PHONE: 855 IRSTAXBIZ
THESE COMMENTS ARE NOT LEGAL ADVICE. They are provided for informational purposes only. Actual legal advice can only be provided after consultation by an attorney licensed in your jurisdiction. The answer to question does not create an attorney-client relationship or otherwise require further consultation. Mr. Smith is licensed to practice law throughout the state of California with offices in Los Angeles County. He is authorized to handle IRS matters throughout the United States, and is also licensed to practice before the United States Tax Court. His phone number is 323-292-4116 or his email address is [email protected]

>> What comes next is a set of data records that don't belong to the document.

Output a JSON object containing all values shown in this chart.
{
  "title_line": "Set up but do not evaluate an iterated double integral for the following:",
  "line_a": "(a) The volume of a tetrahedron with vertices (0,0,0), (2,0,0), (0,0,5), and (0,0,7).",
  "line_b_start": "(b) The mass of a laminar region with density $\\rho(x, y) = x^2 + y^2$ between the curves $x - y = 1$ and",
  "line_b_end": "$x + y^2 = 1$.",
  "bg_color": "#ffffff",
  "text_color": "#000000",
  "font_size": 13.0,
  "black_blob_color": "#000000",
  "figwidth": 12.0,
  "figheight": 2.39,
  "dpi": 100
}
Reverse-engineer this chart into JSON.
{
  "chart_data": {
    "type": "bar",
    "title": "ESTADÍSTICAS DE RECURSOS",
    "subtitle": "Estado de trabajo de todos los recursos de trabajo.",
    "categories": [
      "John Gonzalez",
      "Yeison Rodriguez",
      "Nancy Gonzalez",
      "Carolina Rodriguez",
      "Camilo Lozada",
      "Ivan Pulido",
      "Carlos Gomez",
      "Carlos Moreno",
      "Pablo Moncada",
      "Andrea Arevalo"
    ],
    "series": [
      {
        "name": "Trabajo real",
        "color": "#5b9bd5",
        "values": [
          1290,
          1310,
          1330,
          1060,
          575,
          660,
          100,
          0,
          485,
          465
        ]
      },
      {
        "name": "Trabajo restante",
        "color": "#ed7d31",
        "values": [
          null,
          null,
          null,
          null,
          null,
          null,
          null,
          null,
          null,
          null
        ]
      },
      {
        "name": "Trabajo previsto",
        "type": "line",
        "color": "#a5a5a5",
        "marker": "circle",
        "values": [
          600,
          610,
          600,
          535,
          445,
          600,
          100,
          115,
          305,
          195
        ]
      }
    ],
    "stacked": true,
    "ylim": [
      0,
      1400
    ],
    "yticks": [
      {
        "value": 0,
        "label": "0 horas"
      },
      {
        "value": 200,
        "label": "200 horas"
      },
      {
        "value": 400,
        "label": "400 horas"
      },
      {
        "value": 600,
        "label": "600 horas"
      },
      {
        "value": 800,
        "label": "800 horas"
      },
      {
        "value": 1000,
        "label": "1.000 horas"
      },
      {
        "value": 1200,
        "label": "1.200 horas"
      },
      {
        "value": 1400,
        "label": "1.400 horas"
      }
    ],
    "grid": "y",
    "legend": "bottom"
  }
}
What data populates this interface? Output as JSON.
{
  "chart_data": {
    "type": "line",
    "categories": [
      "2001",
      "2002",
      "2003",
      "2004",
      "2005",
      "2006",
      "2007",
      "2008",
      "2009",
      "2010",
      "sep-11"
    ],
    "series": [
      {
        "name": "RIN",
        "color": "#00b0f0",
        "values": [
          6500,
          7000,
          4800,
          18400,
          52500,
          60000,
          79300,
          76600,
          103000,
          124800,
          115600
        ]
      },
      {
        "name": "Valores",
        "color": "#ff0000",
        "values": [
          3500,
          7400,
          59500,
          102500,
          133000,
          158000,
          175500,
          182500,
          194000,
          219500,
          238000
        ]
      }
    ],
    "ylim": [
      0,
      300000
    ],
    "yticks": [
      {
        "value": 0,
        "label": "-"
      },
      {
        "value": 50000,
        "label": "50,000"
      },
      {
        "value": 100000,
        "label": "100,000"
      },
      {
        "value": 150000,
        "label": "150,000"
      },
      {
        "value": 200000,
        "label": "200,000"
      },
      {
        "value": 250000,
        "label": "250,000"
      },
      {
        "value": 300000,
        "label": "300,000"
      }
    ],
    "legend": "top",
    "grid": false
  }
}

You can shut the corporation down, but you have to make arrangements for the payment of all creditors. The employee's workers compensation claim and any other third party claims have priority over the amount owed to the shareholder. You should hire an experienced business lawyer in your area to help you with the liquidation of the corporation.
Disclaimer: This answer is provided for informational purposes only, does not constitute legal advice, and does not create an attorney-client relationship. Actual legal advice can only be provided after completing a comprehensive consultation in which all of the relevant facts are discussed and reviewed.
You may already have a much larger problem. Generally, the Corporation only provides protection if it is insured for potential liabilities. In CA and many other states, failing to purchase mandatory WC insurance will leave the Officers exposed to the Uninsured liability. That won't just hinder the sale; it could financially ruin you personally. You must contact and retain a WC Defense attorney In FL to navigate and mitigate your poor financial decision. Like cancer, ignoring the situation will not make it go away.